A security group is manually modified in the console to "just fix this one thing." A credential expires on a timeline no one accounted for. A cloud API succeeds for some resources but times out for others. A machine boots, but not into the state that the rest of the system assumed it would.

Weeks later, no one is dealing with "the deploy" anymore. They are dealing with a growing mismatch between what the system was supposed to be and what it actually is.

That is not an edge case. That is the default.

Because distributed systems accumulate entropy.

What Infrastructure Entropy Looks Like

Entropy is the steady pull away from the intended state. Most tooling treats reality as something that only matters during an apply. Once the CLI exits, the tool stops caring.

You see it every day:

  • The state file says one thing. The environment says another.
  • The deployment "succeeded," but the service is still unhealthy.
  • The secret rotation completed, but half the workloads never picked up the new value.
  • The incident is over, but nobody can say with confidence what the system has actually converged to now.

When the tools tell a clean story, but the world is messy, the work becomes interpretive.

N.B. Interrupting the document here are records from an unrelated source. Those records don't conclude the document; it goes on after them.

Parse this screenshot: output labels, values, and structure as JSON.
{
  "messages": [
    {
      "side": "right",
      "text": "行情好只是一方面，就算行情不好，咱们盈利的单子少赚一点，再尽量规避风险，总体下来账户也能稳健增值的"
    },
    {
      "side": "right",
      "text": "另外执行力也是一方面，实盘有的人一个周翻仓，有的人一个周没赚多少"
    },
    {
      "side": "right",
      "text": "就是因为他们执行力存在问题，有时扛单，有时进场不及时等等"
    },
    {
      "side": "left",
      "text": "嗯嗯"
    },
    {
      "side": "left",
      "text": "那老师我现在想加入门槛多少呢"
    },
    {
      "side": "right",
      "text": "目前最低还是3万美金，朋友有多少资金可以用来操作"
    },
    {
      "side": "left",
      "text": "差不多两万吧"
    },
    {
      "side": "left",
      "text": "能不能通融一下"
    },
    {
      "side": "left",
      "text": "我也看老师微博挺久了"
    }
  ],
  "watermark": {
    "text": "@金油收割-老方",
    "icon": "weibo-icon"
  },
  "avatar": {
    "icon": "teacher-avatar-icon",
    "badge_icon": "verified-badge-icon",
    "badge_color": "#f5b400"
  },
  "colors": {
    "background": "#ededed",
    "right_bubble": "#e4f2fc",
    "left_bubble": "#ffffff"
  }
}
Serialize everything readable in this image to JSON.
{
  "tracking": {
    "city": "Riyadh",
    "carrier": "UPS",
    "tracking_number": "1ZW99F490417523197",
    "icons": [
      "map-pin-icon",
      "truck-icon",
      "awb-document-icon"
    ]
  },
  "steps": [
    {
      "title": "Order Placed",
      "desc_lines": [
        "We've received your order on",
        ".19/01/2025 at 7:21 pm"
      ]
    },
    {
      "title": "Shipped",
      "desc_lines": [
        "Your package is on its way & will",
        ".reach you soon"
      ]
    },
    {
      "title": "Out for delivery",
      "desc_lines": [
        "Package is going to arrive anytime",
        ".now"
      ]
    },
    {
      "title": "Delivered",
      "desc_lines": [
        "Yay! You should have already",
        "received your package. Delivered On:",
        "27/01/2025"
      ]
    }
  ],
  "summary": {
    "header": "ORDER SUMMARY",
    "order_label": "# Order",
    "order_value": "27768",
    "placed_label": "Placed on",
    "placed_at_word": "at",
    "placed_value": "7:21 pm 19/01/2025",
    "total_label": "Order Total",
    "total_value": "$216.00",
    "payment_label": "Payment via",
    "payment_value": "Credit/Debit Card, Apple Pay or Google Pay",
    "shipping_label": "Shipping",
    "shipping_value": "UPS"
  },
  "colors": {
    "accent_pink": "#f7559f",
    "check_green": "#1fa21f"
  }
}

You are no longer executing a model, you are reconstructing truth from logs, dashboards, and tribal knowledge.

The operator has become the integration layer. That is the job the industry quietly normalized, and it's the reason most infrastructure work still feels like high-stakes firefighting.

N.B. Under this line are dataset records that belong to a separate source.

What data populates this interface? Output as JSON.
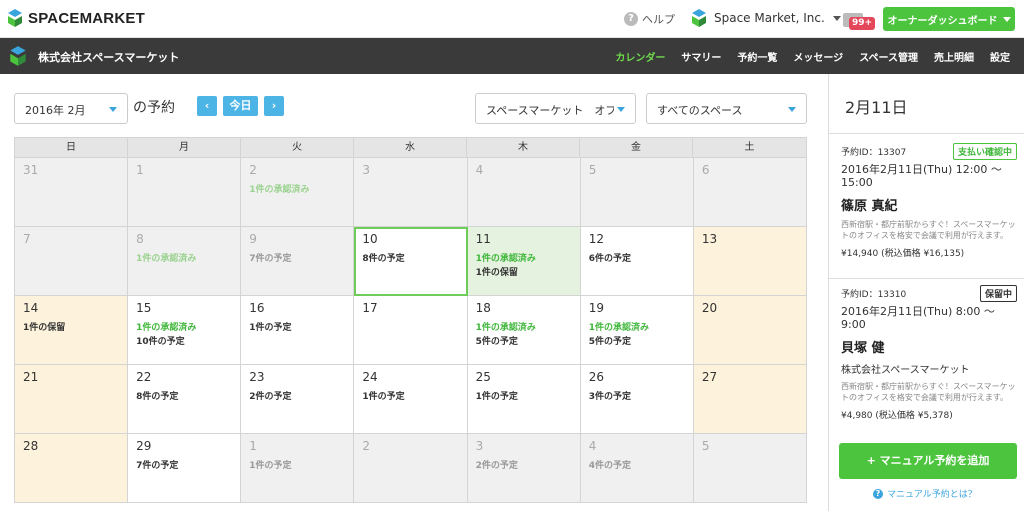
{
  "topbar": {
    "brand": "SPACEMARKET",
    "help_label": "ヘルプ",
    "account_name": "Space Market, Inc.",
    "notification_badge": "99+",
    "owner_dashboard_label": "オーナーダッシュボード"
  },
  "navbar": {
    "company": "株式会社スペースマーケット",
    "items": [
      {
        "label": "カレンダー",
        "active": true
      },
      {
        "label": "サマリー"
      },
      {
        "label": "予約一覧"
      },
      {
        "label": "メッセージ"
      },
      {
        "label": "スペース管理"
      },
      {
        "label": "売上明細"
      },
      {
        "label": "設定"
      }
    ]
  },
  "controls": {
    "month": "2016年 2月",
    "suffix": "の予約",
    "prev_icon": "chevron-left-icon",
    "today_label": "今日",
    "next_icon": "chevron-right-icon",
    "space_select": "スペースマーケット　オフ",
    "space_filter": "すべてのスペース"
  },
  "calendar": {
    "weekdays": [
      "日",
      "月",
      "火",
      "水",
      "木",
      "金",
      "土"
    ],
    "weeks": [
      [
        {
          "day": "31",
          "other": true,
          "events": []
        },
        {
          "day": "1",
          "other": true,
          "events": []
        },
        {
          "day": "2",
          "other": true,
          "events": [
            {
              "text": "1件の承認済み",
              "color": "green"
            }
          ]
        },
        {
          "day": "3",
          "other": true,
          "events": []
        },
        {
          "day": "4",
          "other": true,
          "events": []
        },
        {
          "day": "5",
          "other": true,
          "events": []
        },
        {
          "day": "6",
          "other": true,
          "events": []
        }
      ],
      [
        {
          "day": "7",
          "other": true,
          "events": []
        },
        {
          "day": "8",
          "other": true,
          "events": [
            {
              "text": "1件の承認済み",
              "color": "green"
            }
          ]
        },
        {
          "day": "9",
          "other": true,
          "events": [
            {
              "text": "7件の予定",
              "color": "gray"
            }
          ]
        },
        {
          "day": "10",
          "today": true,
          "events": [
            {
              "text": "8件の予定",
              "color": "dark"
            }
          ]
        },
        {
          "day": "11",
          "selected": true,
          "events": [
            {
              "text": "1件の承認済み",
              "color": "green"
            },
            {
              "text": "1件の保留",
              "color": "dark"
            }
          ]
        },
        {
          "day": "12",
          "events": [
            {
              "text": "6件の予定",
              "color": "dark"
            }
          ]
        },
        {
          "day": "13",
          "weekend": true,
          "events": []
        }
      ],
      [
        {
          "day": "14",
          "weekend": true,
          "events": [
            {
              "text": "1件の保留",
              "color": "dark"
            }
          ]
        },
        {
          "day": "15",
          "events": [
            {
              "text": "1件の承認済み",
              "color": "green"
            },
            {
              "text": "10件の予定",
              "color": "dark"
            }
          ]
        },
        {
          "day": "16",
          "events": [
            {
              "text": "1件の予定",
              "color": "dark"
            }
          ]
        },
        {
          "day": "17",
          "events": []
        },
        {
          "day": "18",
          "events": [
            {
              "text": "1件の承認済み",
              "color": "green"
            },
            {
              "text": "5件の予定",
              "color": "dark"
            }
          ]
        },
        {
          "day": "19",
          "events": [
            {
              "text": "1件の承認済み",
              "color": "green"
            },
            {
              "text": "5件の予定",
              "color": "dark"
            }
          ]
        },
        {
          "day": "20",
          "weekend": true,
          "events": []
        }
      ],
      [
        {
          "day": "21",
          "weekend": true,
          "events": []
        },
        {
          "day": "22",
          "events": [
            {
              "text": "8件の予定",
              "color": "dark"
            }
          ]
        },
        {
          "day": "23",
          "events": [
            {
              "text": "2件の予定",
              "color": "dark"
            }
          ]
        },
        {
          "day": "24",
          "events": [
            {
              "text": "1件の予定",
              "color": "dark"
            }
          ]
        },
        {
          "day": "25",
          "events": [
            {
              "text": "1件の予定",
              "color": "dark"
            }
          ]
        },
        {
          "day": "26",
          "events": [
            {
              "text": "3件の予定",
              "color": "dark"
            }
          ]
        },
        {
          "day": "27",
          "weekend": true,
          "events": []
        }
      ],
      [
        {
          "day": "28",
          "weekend": true,
          "events": []
        },
        {
          "day": "29",
          "events": [
            {
              "text": "7件の予定",
              "color": "dark"
            }
          ]
        },
        {
          "day": "1",
          "other": true,
          "events": [
            {
              "text": "1件の予定",
              "color": "gray"
            }
          ]
        },
        {
          "day": "2",
          "other": true,
          "events": []
        },
        {
          "day": "3",
          "other": true,
          "events": [
            {
              "text": "2件の予定",
              "color": "gray"
            }
          ]
        },
        {
          "day": "4",
          "other": true,
          "events": [
            {
              "text": "4件の予定",
              "color": "gray"
            }
          ]
        },
        {
          "day": "5",
          "other": true,
          "events": []
        }
      ]
    ]
  },
  "side": {
    "date": "2月11日",
    "reservations": [
      {
        "id": "予約ID：13307",
        "badge": "支払い確認中",
        "badge_style": "green",
        "time": "2016年2月11日(Thu) 12:00 〜 15:00",
        "name": "篠原 真紀",
        "company": "",
        "desc": "西新宿駅・都庁前駅からすぐ！スペースマーケットのオフィスを格安で会議で利用が行えます。",
        "price": "¥14,940 (税込価格 ¥16,135)"
      },
      {
        "id": "予約ID：13310",
        "badge": "保留中",
        "badge_style": "dark",
        "time": "2016年2月11日(Thu) 8:00 〜 9:00",
        "name": "貝塚 健",
        "company": "株式会社スペースマーケット",
        "desc": "西新宿駅・都庁前駅からすぐ！スペースマーケットのオフィスを格安で会議で利用が行えます。",
        "price": "¥4,980 (税込価格 ¥5,378)"
      }
    ],
    "add_button": "+ マニュアル予約を追加",
    "help_link": "マニュアル予約とは？"
  },
  "colors": {
    "accent_green": "#4cc43e",
    "accent_blue": "#4db4e6",
    "nav_bg": "#3a3a3a",
    "weekend_bg": "#fdf3dc"
  }
}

We Optimized Declaration, Not Durability

Infrastructure as Code (IaC) was a massive leap forward, but it mostly solved one class of problem: declaration. It gave us a way to say what we wanted. It did not solve what happens when that desire meets a real environment over time.

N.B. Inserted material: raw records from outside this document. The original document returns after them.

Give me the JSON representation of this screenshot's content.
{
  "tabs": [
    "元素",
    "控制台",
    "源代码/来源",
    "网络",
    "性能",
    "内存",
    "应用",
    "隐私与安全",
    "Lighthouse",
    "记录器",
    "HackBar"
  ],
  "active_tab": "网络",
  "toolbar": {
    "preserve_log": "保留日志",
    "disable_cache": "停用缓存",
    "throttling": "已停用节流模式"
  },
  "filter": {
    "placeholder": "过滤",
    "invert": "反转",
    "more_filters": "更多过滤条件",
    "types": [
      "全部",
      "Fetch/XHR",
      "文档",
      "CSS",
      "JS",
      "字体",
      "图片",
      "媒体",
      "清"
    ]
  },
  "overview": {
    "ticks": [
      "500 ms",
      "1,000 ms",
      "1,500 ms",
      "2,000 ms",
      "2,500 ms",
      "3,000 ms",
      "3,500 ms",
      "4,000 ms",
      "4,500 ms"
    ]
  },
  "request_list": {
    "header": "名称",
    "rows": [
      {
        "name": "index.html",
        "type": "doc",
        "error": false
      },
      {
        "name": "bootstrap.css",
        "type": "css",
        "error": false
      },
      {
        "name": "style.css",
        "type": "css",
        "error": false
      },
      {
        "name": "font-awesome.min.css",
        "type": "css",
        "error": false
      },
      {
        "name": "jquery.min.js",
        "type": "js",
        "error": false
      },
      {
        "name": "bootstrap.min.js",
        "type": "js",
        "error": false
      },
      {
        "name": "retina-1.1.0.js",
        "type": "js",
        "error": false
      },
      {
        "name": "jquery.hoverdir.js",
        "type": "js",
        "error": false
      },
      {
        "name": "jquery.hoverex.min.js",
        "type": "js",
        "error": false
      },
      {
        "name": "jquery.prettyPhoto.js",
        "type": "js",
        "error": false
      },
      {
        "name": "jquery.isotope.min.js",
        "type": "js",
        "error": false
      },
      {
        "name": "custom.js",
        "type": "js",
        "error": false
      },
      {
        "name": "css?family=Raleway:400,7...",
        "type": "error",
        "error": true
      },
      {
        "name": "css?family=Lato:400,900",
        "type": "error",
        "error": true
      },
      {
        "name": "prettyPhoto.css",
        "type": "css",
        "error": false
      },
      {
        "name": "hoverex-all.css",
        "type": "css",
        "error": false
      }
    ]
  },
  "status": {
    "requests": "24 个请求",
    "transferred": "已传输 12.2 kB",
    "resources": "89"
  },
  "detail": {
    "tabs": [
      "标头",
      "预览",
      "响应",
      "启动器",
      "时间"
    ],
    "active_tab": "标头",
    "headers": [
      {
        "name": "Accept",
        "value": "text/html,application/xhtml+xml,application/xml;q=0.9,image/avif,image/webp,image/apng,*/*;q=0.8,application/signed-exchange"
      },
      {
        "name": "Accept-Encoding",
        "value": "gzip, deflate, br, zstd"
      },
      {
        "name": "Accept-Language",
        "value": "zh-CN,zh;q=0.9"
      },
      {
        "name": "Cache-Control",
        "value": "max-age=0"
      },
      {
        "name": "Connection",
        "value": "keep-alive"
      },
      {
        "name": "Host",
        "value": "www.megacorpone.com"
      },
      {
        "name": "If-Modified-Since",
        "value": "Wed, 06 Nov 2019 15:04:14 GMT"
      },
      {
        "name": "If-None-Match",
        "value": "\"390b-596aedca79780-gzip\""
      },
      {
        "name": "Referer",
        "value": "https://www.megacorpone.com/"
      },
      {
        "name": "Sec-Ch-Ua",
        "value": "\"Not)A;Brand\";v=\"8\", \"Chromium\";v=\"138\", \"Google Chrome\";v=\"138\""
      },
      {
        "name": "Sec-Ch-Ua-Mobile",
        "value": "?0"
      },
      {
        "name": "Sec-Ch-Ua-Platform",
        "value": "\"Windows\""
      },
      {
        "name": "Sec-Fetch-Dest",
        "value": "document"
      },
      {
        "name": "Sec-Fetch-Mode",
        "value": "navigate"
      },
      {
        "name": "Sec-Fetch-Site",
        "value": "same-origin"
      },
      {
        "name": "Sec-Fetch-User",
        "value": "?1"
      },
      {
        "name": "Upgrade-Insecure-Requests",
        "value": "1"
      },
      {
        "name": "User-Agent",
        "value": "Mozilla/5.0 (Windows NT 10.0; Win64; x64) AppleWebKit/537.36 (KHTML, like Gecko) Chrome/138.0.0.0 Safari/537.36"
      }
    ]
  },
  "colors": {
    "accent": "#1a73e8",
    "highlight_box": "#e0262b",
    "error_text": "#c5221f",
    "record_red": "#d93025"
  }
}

A plan is not a system. A diff is not a proof. An apply is not convergence.

The problem is that our current tools are event-based. They run once and exit. They assume that if an API returns a 200 OK, the work is done. But in the real world, the work is never done.

If reality interrupts the process, the operator inherits the gap. That gap is where most infrastructure pain lives. Not in writing the config, but in everything that happens between intention and durable correctness.

The AI Accelerant

Two forces are making this worse.

First, environmental complexity is exploding. We aren't just in "the cloud" anymore. We are managing edge environments, air-gapped systems, and hybrid estates where connectivity is a luxury, not a guarantee.

Second, AI is making it trivial to generate infrastructure intent. We can now produce YAML and Terraform at a rate the human "integration layer" cannot possibly verify. If we increase the rate of change without increasing the durability of execution, we don't get better systems.

We just get faster entropy.


The Shift: Why Planetform Exists

The problem is not the tools. It's the model.

A real solution to infrastructure entropy requires a different premise: Deployment is the beginning of a lifecycle, not the end of a command.

We call this direction Durable Execution. It means a system that:

  • Observes continuously, treating divergence as a normal condition, not a surprise.
  • Survives interruption without losing its place or leaving "ghost" resources behind.
  • Verifies outcomes instead of assuming them.
  • Unifies definition and verification so that "correctness" isn't scattered across five different tools and a human brain.

Planetform is an open-source infrastructure platform built from a clean slate around this model.

  • Not scripts.
  • Not state files.
  • Not one-time runs.

We are building it for engineers who believe infrastructure should actually work.